В данном эпизоде летописец, несомненно, ведет речь о нанесении Даниилу тягчайшего личного оскорбления, совершенного публично одним «от техъ безбожныхъ бояръ». По-видимому, здесь подразумеваются бояре Молибоговичи, только что великодушно прощенные князем за их прежние преступления.

Чем объяснить столь неестественную мягкость в поведении князя, граничащую с полным безволием? За эту мягкость, по мнению Н.Ф. Котляра, Даниила осуждает даже его верный летописец.4 Недоверие к рассказу летописи о труднообъяснимых поступках князя привело В.Т. Пашуто к его ошибочному пониманию: «Когда с помощью боярина Демьяна заговор в Галиче был раскрыт, — писал исследователь, — то князь Даниил предпринял первые карательные меры: семья Молибоговичей была арестована и у нее отняты земли на Волдрисе <...> видимо, пострадал и боярин Филипп».5

На самом деле о «карательных мерах» Даниила известно следующее: княжий сидельничий Иван Михайлович был послан в погоню «по неверных Молибоговичихъ и по Волъдрисе, и изимано бысть ихъ 20 и 8». Ни о каких земельных владениях семьи Молибоговичей, а тем более об их изъятии здесь нет и помину. Фигурирующее же в тексте имя Волдрис имеет отношение к физическому лицу (это один из участников событий), а не к географическому объекту, вообще не известному летописи. Таким же фантомом следует признать и «страдания» другого врага Даниила, боярина Филиппа, о которых летописец, вопреки Пашуто, и вовсе не говорит ни слова.6

Не доверяет рассказу галицкого летописца о милосердии и христианском смирении Даниила Романовича и Н.Ф. Котляр. Особое недоверие вызывает у него сообщение об оскорблении, нанесенном князю во время пира одним из «безбожных» бояр Молибоговичей, которое князь стерпел, полагаясь на возмездие Божие. Вряд ли, полагает Котляр, летописец отразил здесь реальное событие: «князь, да еще и столь храбрый и гордый рыцарь, как Даниил, не смог бы стерпеть тяжкой обиды от своего вассала».7 Какое же в таком случае событие отразил здесь летописец? Выходит, что вымышленное. Но для чего придворному историографу понадобилось порочить своего князя, «храброго и гордого рыцаря», приписывая ему поступки, которых он не совершал?

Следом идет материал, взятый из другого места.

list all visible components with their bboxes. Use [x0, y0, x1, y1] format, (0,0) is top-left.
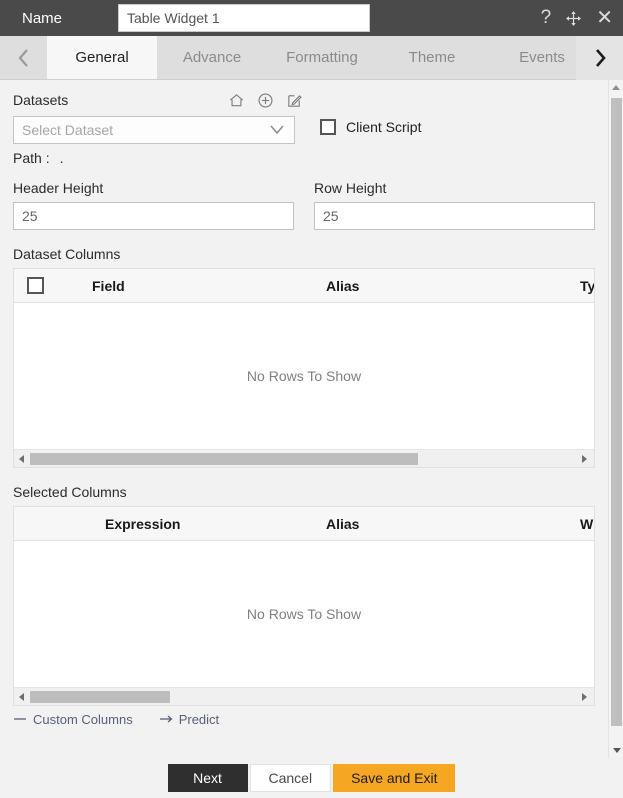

На наш взгляд, объяснить странное поведение Даниила, ставящее в тупик новейших исследователей, невозможно, оставаясь лишь в контексте известий Галицко-Волынской летописи. Между тем, поступки князя обретают смысл, если оценивать их с точки зрения византийских религиозно-этических норм, обусловливающих поведение монарха и ограничивающих его всевластие.

Ил. 168. Император Александр I. Мозаика. Константинополь. Начало X в. Открыта в 1958 г. Собор Св. Софии (Стамбул, Турция)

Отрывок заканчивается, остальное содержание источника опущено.